Federal Correctional Institution, Atlanta
The Federal Correctional Institution, Atlanta is a low-security United States federal prison for male inmates in Atlanta, Georgia. It is operated by the Federal Bureau of Prisons, a division of the United States Department of Justice. The facility also has a satellite prison camp for minimum-security male inmates, a detention center for male pretrial inmates, and also has an additional high and/or maximum security detention center unit .
History
In 1899, President William McKinley authorized the construction of a new federal prison in Atlanta, Georgia.Georgia Congressman Leonidas F. Livingston advocated placing the prison in Atlanta. William S. Eames, an architect from St. Louis, Missouri; and United States Attorney General John W. Griggs, on April 18, 1899, traveled to Atlanta to select the prison site.
Construction was completed in January 1902 and the Atlanta Federal Penitentiary opened with the transfer of six convicts from the Sing Sing Correctional Facility in upstate New York. They were the beneficiaries of the Three Prisons Act of 1891, which established penitentiaries in Leavenworth, Kansas; Atlanta, Georgia; and McNeil Island, Washington. The first two remain open today, the third closed in 1976. The Atlanta site was the largest Federal prison, with a capacity of 3,000 inmates. Inmate case files presented "mini-biographies of men confined in the penitentiary. Prison officials recorded every detail of their lives - their medical treatments, their visitors, their letters to and from the outside world"

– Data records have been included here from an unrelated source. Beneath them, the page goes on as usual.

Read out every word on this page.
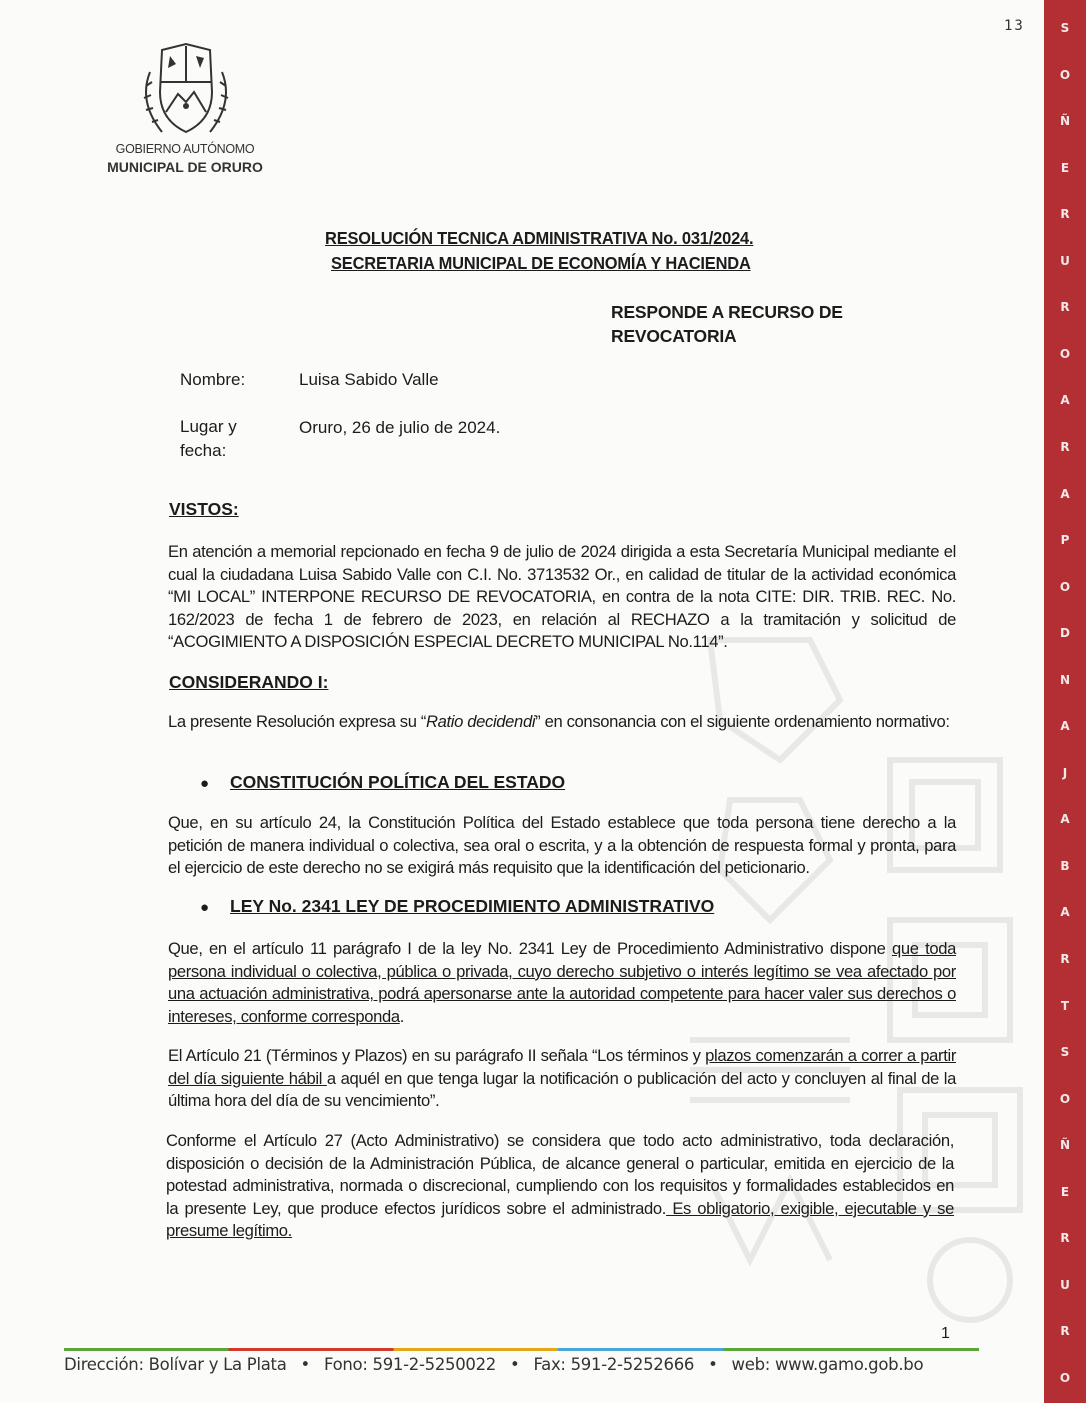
S
O
Ñ
E
R
U
R
O
A
R
A
P
O
D
N
A
J
A
B
A
R
T
S
O
Ñ
E
R
U
R
O
13
GOBIERNO AUTÓNOMO
MUNICIPAL DE ORURO
RESOLUCIÓN TECNICA ADMINISTRATIVA No. 031/2024.
SECRETARIA MUNICIPAL DE ECONOMÍA Y HACIENDA
RESPONDE A RECURSO DE
REVOCATORIA
Nombre:	Luisa Sabido Valle
Lugar y
fecha:
Oruro, 26 de julio de 2024.
VISTOS:
En atención a memorial repcionado en fecha 9 de julio de 2024 dirigida a esta Secretaría Municipal mediante el cual la ciudadana Luisa Sabido Valle con C.I. No. 3713532 Or., en calidad de titular de la actividad económica “MI LOCAL” INTERPONE RECURSO DE REVOCATORIA, en contra de la nota CITE: DIR. TRIB. REC. No. 162/2023 de fecha 1 de febrero de 2023, en relación al RECHAZO a la tramitación y solicitud de “ACOGIMIENTO A DISPOSICIÓN ESPECIAL DECRETO MUNICIPAL No.114”.
CONSIDERANDO I:
La presente Resolución expresa su “Ratio decidendi” en consonancia con el siguiente ordenamiento normativo:
● CONSTITUCIÓN POLÍTICA DEL ESTADO
Que, en su artículo 24, la Constitución Política del Estado establece que toda persona tiene derecho a la petición de manera individual o colectiva, sea oral o escrita, y a la obtención de respuesta formal y pronta, para el ejercicio de este derecho no se exigirá más requisito que la identificación del peticionario.
● LEY No. 2341 LEY DE PROCEDIMIENTO ADMINISTRATIVO
Que, en el artículo 11 parágrafo I de la ley No. 2341 Ley de Procedimiento Administrativo dispone que toda persona individual o colectiva, pública o privada, cuyo derecho subjetivo o interés legítimo se vea afectado por una actuación administrativa, podrá apersonarse ante la autoridad competente para hacer valer sus derechos o intereses, conforme corresponda.
El Artículo 21 (Términos y Plazos) en su parágrafo II señala “Los términos y plazos comenzarán a correr a partir del día siguiente hábil a aquél en que tenga lugar la notificación o publicación del acto y concluyen al final de la última hora del día de su vencimiento”.
Conforme el Artículo 27 (Acto Administrativo) se considera que todo acto administrativo, toda declaración, disposición o decisión de la Administración Pública, de alcance general o particular, emitida en ejercicio de la potestad administrativa, normada o discrecional, cumpliendo con los requisitos y formalidades establecidos en la presente Ley, que produce efectos jurídicos sobre el administrado. Es obligatorio, exigible, ejecutable y se presume legítimo.
1
Dirección: Bolívar y La Plata • Fono: 591-2-5250022 • Fax: 591-2-5252666 • web: www.gamo.gob.bo
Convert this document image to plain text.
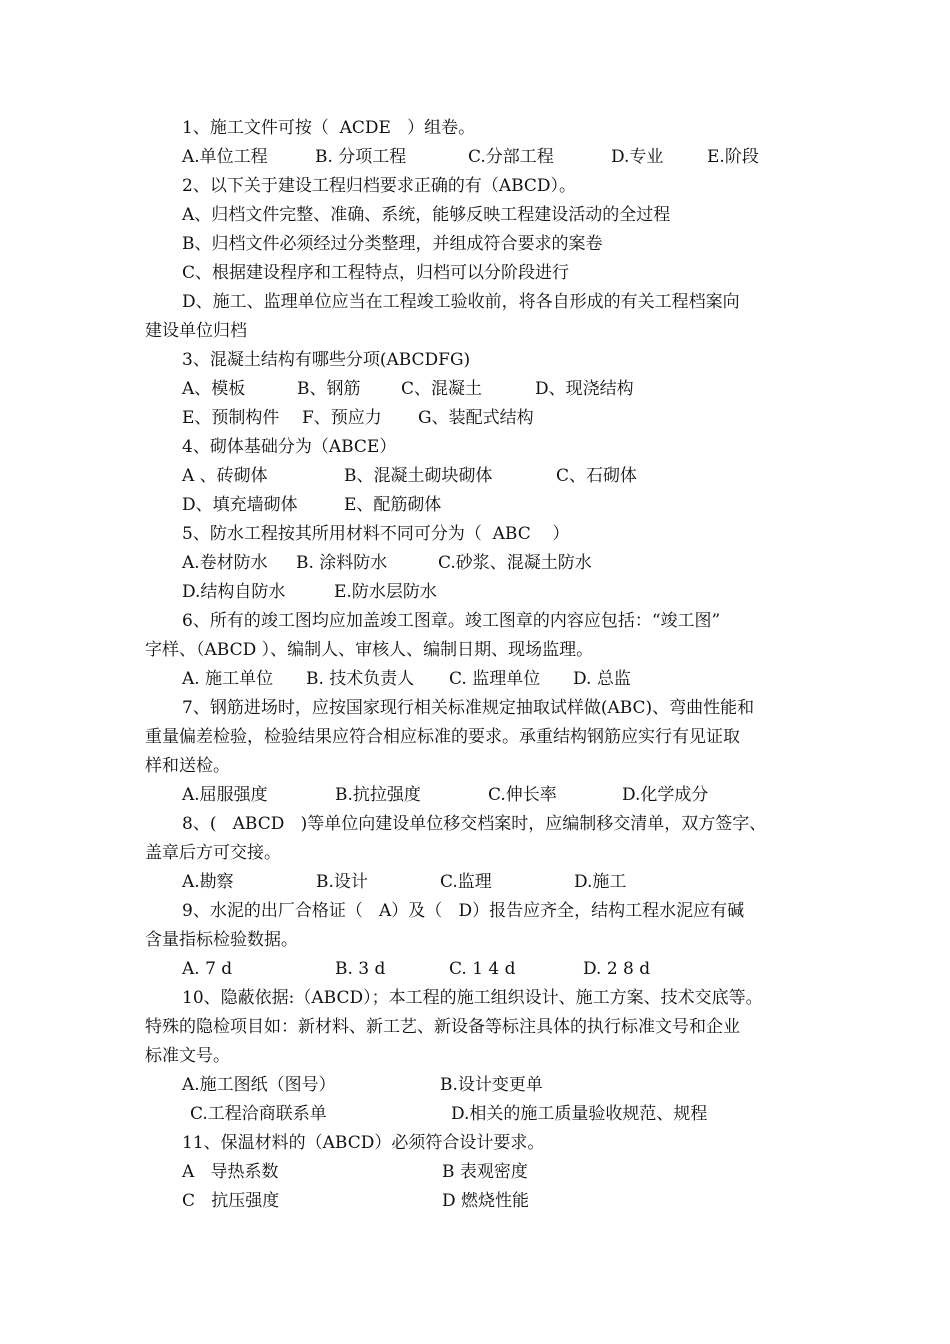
1、施工文件可按（  ACDE   ）组卷。
A.单位工程	B. 分项工程	C.分部工程	D.专业	E.阶段
2、以下关于建设工程归档要求正确的有（ABCD）。
A、归档文件完整、准确、系统，能够反映工程建设活动的全过程
B、归档文件必须经过分类整理，并组成符合要求的案卷
C、根据建设程序和工程特点，归档可以分阶段进行
D、施工、监理单位应当在工程竣工验收前，将各自形成的有关工程档案向
建设单位归档
3、混凝土结构有哪些分项(ABCDFG)
A、模板	B、钢筋	C、混凝土	D、现浇结构
E、预制构件	F、预应力	G、装配式结构
4、砌体基础分为（ABCE）
A 、砖砌体	B、混凝土砌块砌体	C、石砌体
D、填充墙砌体	E、配筋砌体
5、防水工程按其所用材料不同可分为（  ABC    ）
A.卷材防水	B. 涂料防水	C.砂浆、混凝土防水
D.结构自防水	E.防水层防水
6、所有的竣工图均应加盖竣工图章。竣工图章的内容应包括：“竣工图”
字样、（ABCD ）、编制人、审核人、编制日期、现场监理。
A. 施工单位	B. 技术负责人	C. 监理单位	D. 总监
7、钢筋进场时，应按国家现行相关标准规定抽取试样做(ABC)、弯曲性能和
重量偏差检验，检验结果应符合相应标准的要求。承重结构钢筋应实行有见证取
样和送检。
A.屈服强度	B.抗拉强度	C.伸长率	D.化学成分
8、(   ABCD   )等单位向建设单位移交档案时，应编制移交清单，双方签字、
盖章后方可交接。
A.勘察	B.设计	C.监理	D.施工
9、水泥的出厂合格证（   A）及（   D）报告应齐全，结构工程水泥应有碱
含量指标检验数据。
A. 7 d	B. 3 d	C. 1 4 d	D. 2 8 d
10、隐蔽依据:（ABCD）；本工程的施工组织设计、施工方案、技术交底等。
特殊的隐检项目如：新材料、新工艺、新设备等标注具体的执行标准文号和企业
标准文号。
A.施工图纸（图号）	B.设计变更单
C.工程洽商联系单	D.相关的施工质量验收规范、规程
11、保温材料的（ABCD）必须符合设计要求。
A   导热系数	B 表观密度
C   抗压强度	D 燃烧性能
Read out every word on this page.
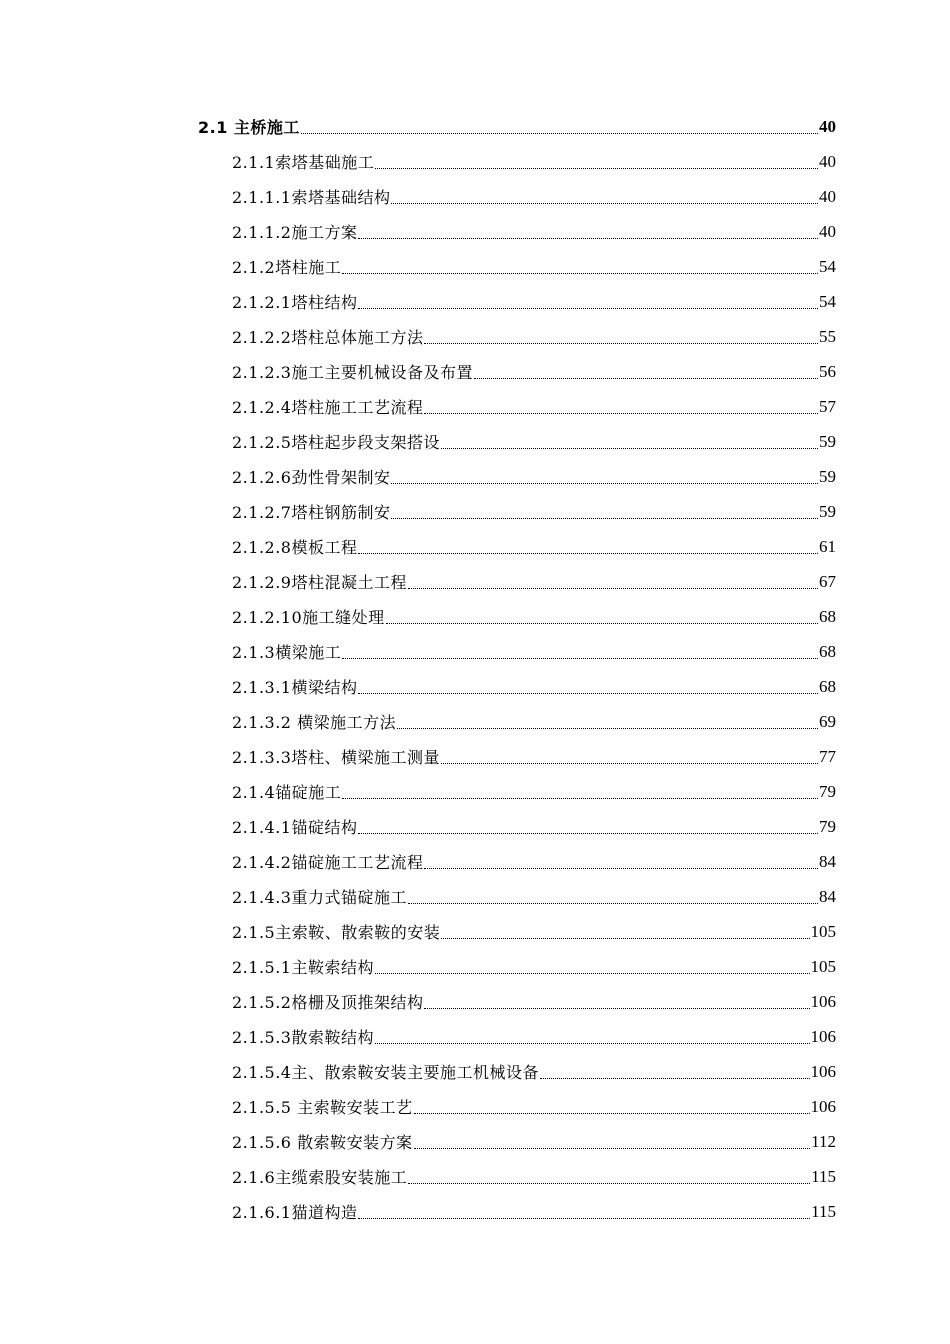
2.1 主桥施工	40
2.1.1索塔基础施工	40
2.1.1.1索塔基础结构	40
2.1.1.2施工方案	40
2.1.2塔柱施工	54
2.1.2.1塔柱结构	54
2.1.2.2塔柱总体施工方法	55
2.1.2.3施工主要机械设备及布置	56
2.1.2.4塔柱施工工艺流程	57
2.1.2.5塔柱起步段支架搭设	59
2.1.2.6劲性骨架制安	59
2.1.2.7塔柱钢筋制安	59
2.1.2.8模板工程	61
2.1.2.9塔柱混凝土工程	67
2.1.2.10施工缝处理	68
2.1.3横梁施工	68
2.1.3.1横梁结构	68
2.1.3.2 横梁施工方法	69
2.1.3.3塔柱、横梁施工测量	77
2.1.4锚碇施工	79
2.1.4.1锚碇结构	79
2.1.4.2锚碇施工工艺流程	84
2.1.4.3重力式锚碇施工	84
2.1.5主索鞍、散索鞍的安装	105
2.1.5.1主鞍索结构	105
2.1.5.2格栅及顶推架结构	106
2.1.5.3散索鞍结构	106
2.1.5.4主、散索鞍安装主要施工机械设备	106
2.1.5.5 主索鞍安装工艺	106
2.1.5.6 散索鞍安装方案	112
2.1.6主缆索股安装施工	115
2.1.6.1猫道构造	115
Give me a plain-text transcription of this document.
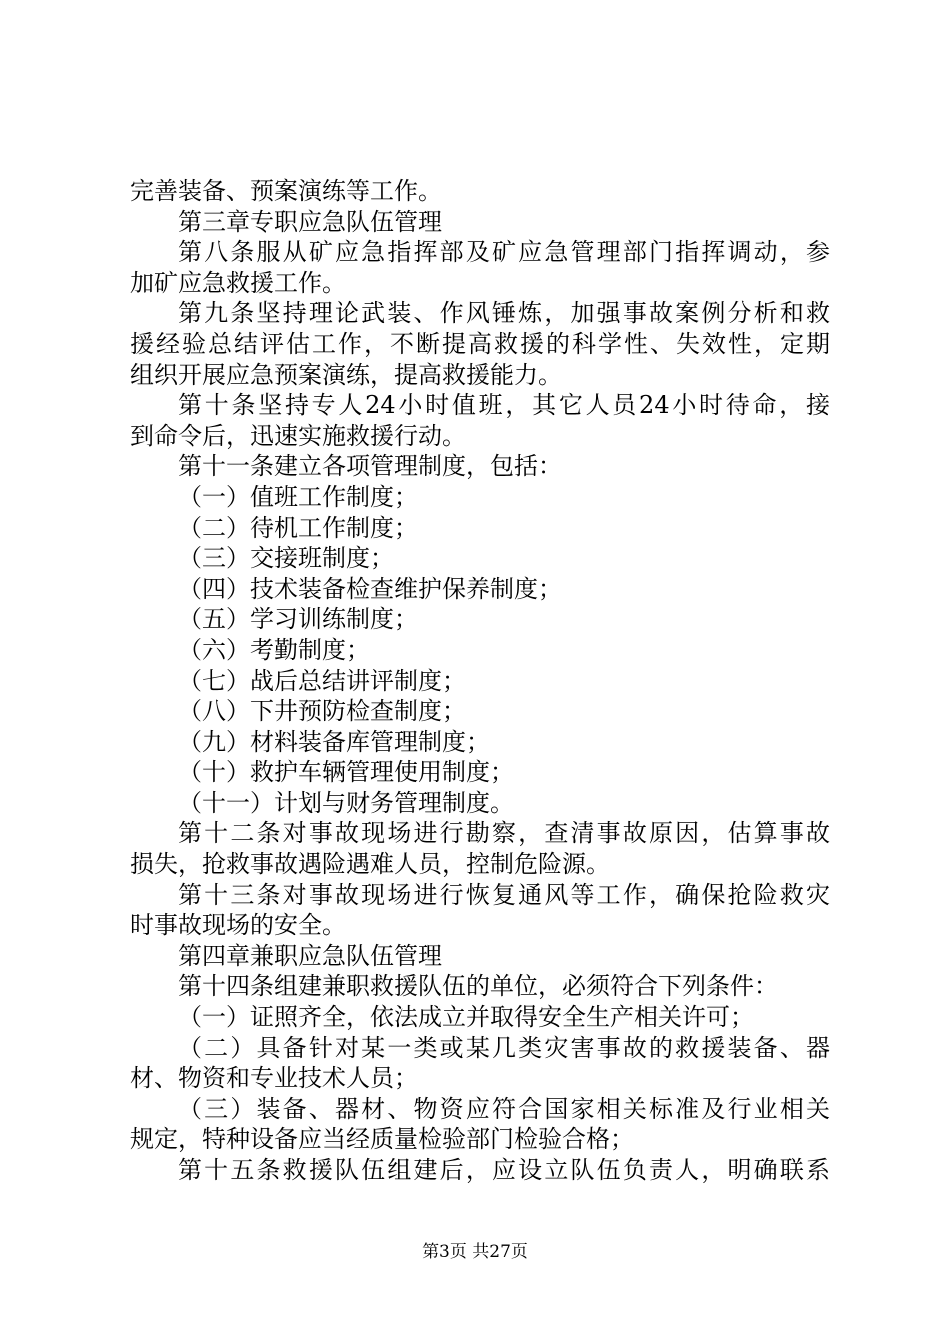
完善装备、预案演练等工作。
第三章专职应急队伍管理
第八条服从矿应急指挥部及矿应急管理部门指挥调动，参
加矿应急救援工作。
第九条坚持理论武装、作风锤炼，加强事故案例分析和救
援经验总结评估工作，不断提高救援的科学性、失效性，定期
组织开展应急预案演练，提高救援能力。
第十条坚持专人24小时值班，其它人员24小时待命，接
到命令后，迅速实施救援行动。
第十一条建立各项管理制度，包括：
（一）值班工作制度；
（二）待机工作制度；
（三）交接班制度；
（四）技术装备检查维护保养制度；
（五）学习训练制度；
（六）考勤制度；
（七）战后总结讲评制度；
（八）下井预防检查制度；
（九）材料装备库管理制度；
（十）救护车辆管理使用制度；
（十一）计划与财务管理制度。
第十二条对事故现场进行勘察，查清事故原因，估算事故
损失，抢救事故遇险遇难人员，控制危险源。
第十三条对事故现场进行恢复通风等工作，确保抢险救灾
时事故现场的安全。
第四章兼职应急队伍管理
第十四条组建兼职救援队伍的单位，必须符合下列条件：
（一）证照齐全，依法成立并取得安全生产相关许可；
（二）具备针对某一类或某几类灾害事故的救援装备、器
材、物资和专业技术人员；
（三）装备、器材、物资应符合国家相关标准及行业相关
规定，特种设备应当经质量检验部门检验合格；
第十五条救援队伍组建后，应设立队伍负责人，明确联系
第3页 共27页
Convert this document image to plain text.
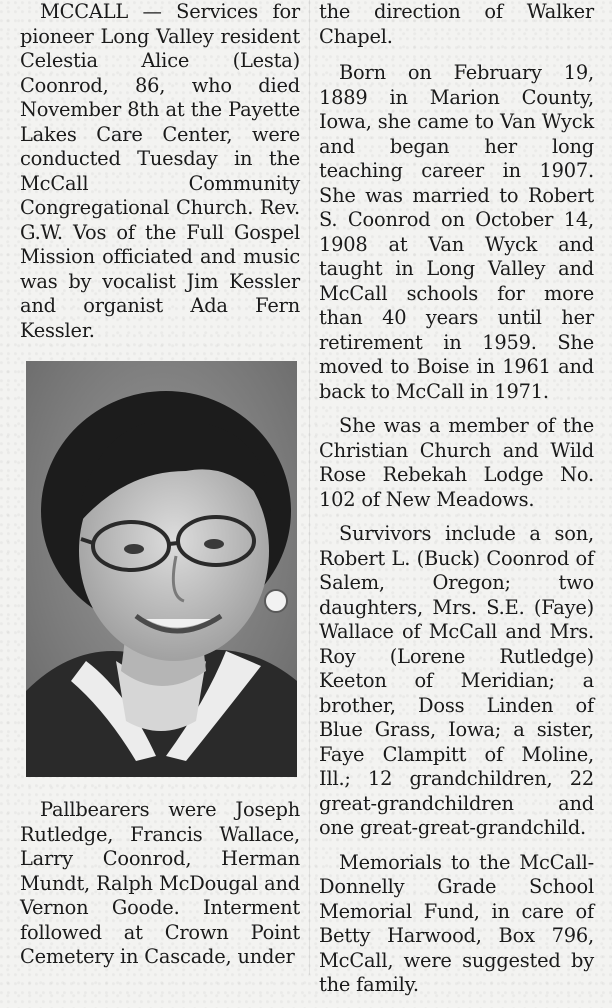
MCCALL — Services for pioneer Long Valley resident Celestia Alice (Lesta) Coonrod, 86, who died November 8th at the Payette Lakes Care Center, were conducted Tuesday in the McCall Community Congregational Church. Rev. G.W. Vos of the Full Gospel Mission officiated and music was by vocalist Jim Kessler and organist Ada Fern Kessler.

Pallbearers were Joseph Rutledge, Francis Wallace, Larry Coonrod, Herman Mundt, Ralph McDougal and Vernon Goode. Interment followed at Crown Point Cemetery in Cascade, under

the direction of Walker Chapel.

Born on February 19, 1889 in Marion County, Iowa, she came to Van Wyck and began her long teaching career in 1907. She was married to Robert S. Coonrod on October 14, 1908 at Van Wyck and taught in Long Valley and McCall schools for more than 40 years until her retirement in 1959. She moved to Boise in 1961 and back to McCall in 1971.

She was a member of the Christian Church and Wild Rose Rebekah Lodge No. 102 of New Meadows.

Survivors include a son, Robert L. (Buck) Coonrod of Salem, Oregon; two daughters, Mrs. S.E. (Faye) Wallace of McCall and Mrs. Roy (Lorene Rutledge) Keeton of Meridian; a brother, Doss Linden of Blue Grass, Iowa; a sister, Faye Clampitt of Moline, Ill.; 12 grandchildren, 22 great-grandchildren and one great-great-grandchild.

Memorials to the McCall-Donnelly Grade School Memorial Fund, in care of Betty Harwood, Box 796, McCall, were suggested by the family.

The main prison building was designed by the St. Louis, Missouri architect firm of Eames & Young, which also designed the main building at the United States Penitentiary, Leavenworth. It encompassed and had a capacity of 1200 inmates. The facility was subsequently renamed the United States Penitentiary, Atlanta when US government created the Federal Bureau of Prisons in 1930.
In the 1980s, USP Atlanta was used as a detention center for Cuban refugees from the Mariel boatlift who were ineligible for release into American society.
USP Atlanta was one of several facilities, including the Federal Transfer Center, Oklahoma City, that were used to house prisoners who are being transferred between prisons.